In the December cover of Vogue, Harry Styles was the first man to pose by himself with a dress. Many people responded to the unorthodox appearance, with reactions ranging from those who were upset with him, happy for him or just confused about the situation. They talk about this event and their thoughts about it.
“The Harry Styles dress was something cool that allowed those males that want to dress in dresses or more feminine close to feel more comfortable. I am sure that a lot of people were mad because he didn’t dress in the traditional stereotype of what men should wear in society,” They said.
Junior Charlie O’Neil talked about his experience with toxic masculinity and what he has seen in school today.
“[Toxic masculinity has been in my life] all the time, nothing severe, but sayings like ‘man up’ or ‘that’s gay’ even if you do something that doesn’t even seem ‘different’, people will still toss sayings like that and it just changes your mindset, especially when it happens all the time in your life,” O’Neil said.
For freshman Naomi Yong, the shift between high school and middle school has highlighted a large difference between the prevalence of toxic masculinity in both settings.
“I think that in middle school there were these pressures to dress the same and act the same and from what I have seen in high school there is not the same type of pressures [as] in middle school, like the boys who would only wear neon shorts or [wouldn’t] wear coats in the cold and I just don’t think that [pressure] is as apparent [in high school] as in middle school,” Yong said.
Having the mindset of being masculine can be draining to some, and PE teacher Ellen O’Brien spoke on how masculinity affects women in a more male dominated profession.
“I am an assistant athletic director, and I do some things administratively, sometimes I feel a little [isolated] because I’m like ‘alright I get it, I’m not a man’. Sometimes it’s a fine line that we have to walk, and I know that in my career here [that] if you push back then you’re labeled a b**** or [they say] ‘I see what you’re doing’ or ‘come on Ellen’ and it’s really a tough thing that society has had since the beginning of time. The thought of ‘the man has to provide for the woman’ and I think that is where [toxic masculinity] really where it stems from,” O’Brien said.
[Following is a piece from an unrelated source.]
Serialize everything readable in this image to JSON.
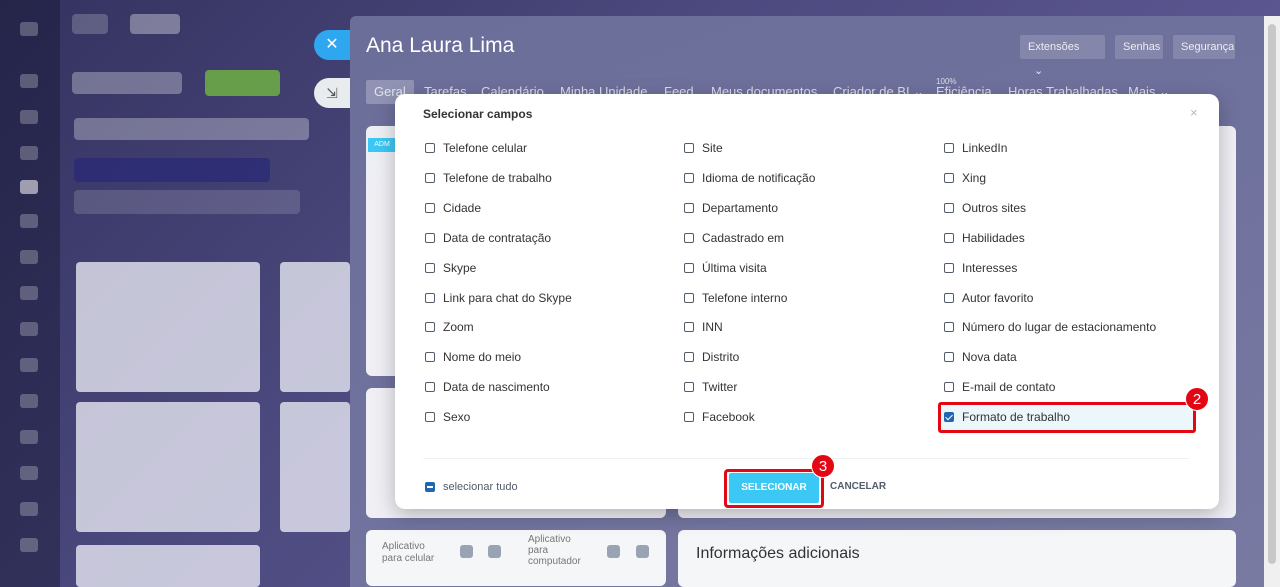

O’Brien continued, talking about what she sees as a P.E. teacher.
“I think it has a lot to do with [the idea of the] ‘alpha male’ and how men are taught that way; however, I do think that it is starting to change some. You see it in class quite a bit with a student not being able to do something right, you see others who say ‘come on man’ and as a teacher you see a lot of comments that are thrown out there to see how others will react,” O’Brien said.
O’Brien reflected on the importance of talking about toxic masculinity as a society in order to progress as a community.
“Life is changing for us and I think it’s important as we move forward [that] we try to understand what’s going on and that kindness and compassion should be aligned with your true purpose and I think that we have to find a way to make things work among ourselves,” O’Brien said.